Jesse joined the Celestial Church Of Christ in 1953 at National Headquarters, Makoko, Yaba, Lagos State.
In 1969, he established a parish in Ikorodu Road, Fadeyi, which he led until 1979.
In 1975 he became a full-time worker with the Celestial Church Of Christ.
In 1979 he set up the Celestial Church Of Christ in Ojota Parish 1.
In 1988 he was appointed Most Senior Evangelist, and was posted as Ogun State Evangelist.
In 1990 he was transferred back to Lagos where he was given charge of the Surulere and Ijeshatedo Districts and of the Shepherd Celestial Church Of Christ, Olajuwon Tejuosho Parish.

Jesse was appointed Chairman of the International Revival Committee, and then became Reverend and Superior Evangelist, Head of Celestial Church Of Christ, Nigeria Diocese.
On 30 December 2002 he was appointed Pastor and Spiritual Head of the Celestial Church Of Christ by the CCC World Council Of Pastor's Representatives.

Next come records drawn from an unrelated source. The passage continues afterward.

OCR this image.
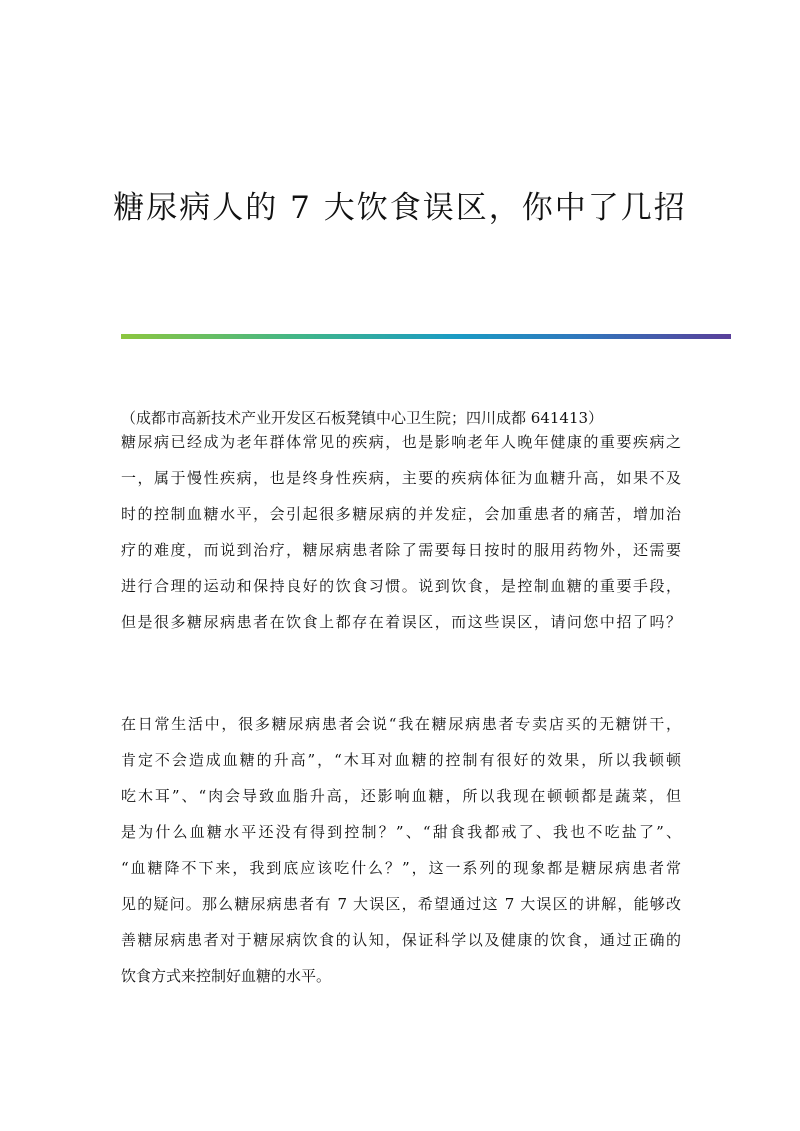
糖尿病人的 7 大饮食误区，你中了几招

（成都市高新技术产业开发区石板凳镇中心卫生院；四川成都 641413）

糖尿病已经成为老年群体常见的疾病，也是影响老年人晚年健康的重要疾病之
一，属于慢性疾病，也是终身性疾病，主要的疾病体征为血糖升高，如果不及
时的控制血糖水平，会引起很多糖尿病的并发症，会加重患者的痛苦，增加治
疗的难度，而说到治疗，糖尿病患者除了需要每日按时的服用药物外，还需要
进行合理的运动和保持良好的饮食习惯。说到饮食，是控制血糖的重要手段，
但是很多糖尿病患者在饮食上都存在着误区，而这些误区，请问您中招了吗？
在日常生活中，很多糖尿病患者会说“我在糖尿病患者专卖店买的无糖饼干，
肯定不会造成血糖的升高”，“木耳对血糖的控制有很好的效果，所以我顿顿
吃木耳”、“肉会导致血脂升高，还影响血糖，所以我现在顿顿都是蔬菜，但
是为什么血糖水平还没有得到控制？”、“甜食我都戒了、我也不吃盐了”、
“血糖降不下来，我到底应该吃什么？”，这一系列的现象都是糖尿病患者常
见的疑问。那么糖尿病患者有 7 大误区，希望通过这 7 大误区的讲解，能够改
善糖尿病患者对于糖尿病饮食的认知，保证科学以及健康的饮食，通过正确的
饮食方式来控制好血糖的水平。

The announcement was made the next day a press briefing at the CCC Tejuosho Parish in Lagos, which was attended by all the senior members of the Celestial Church Of Christ.
This followed after Emmanuel Oschoffa, senior evangelist and son of the founding pastor S.B.J. Oschoffa was appointed the church's worldwide leader on 25 December 2002 by the board of trustees. The leader of the CCC's Shepherds Council, which had appointed Jesse, stated that this council's decision superseded all other appointments

Jesse died on 7 October 2003 after less than a year in office.
Even in death, controversy continued, with members of the Burial Committee disagreeing over which company should handle his funeral.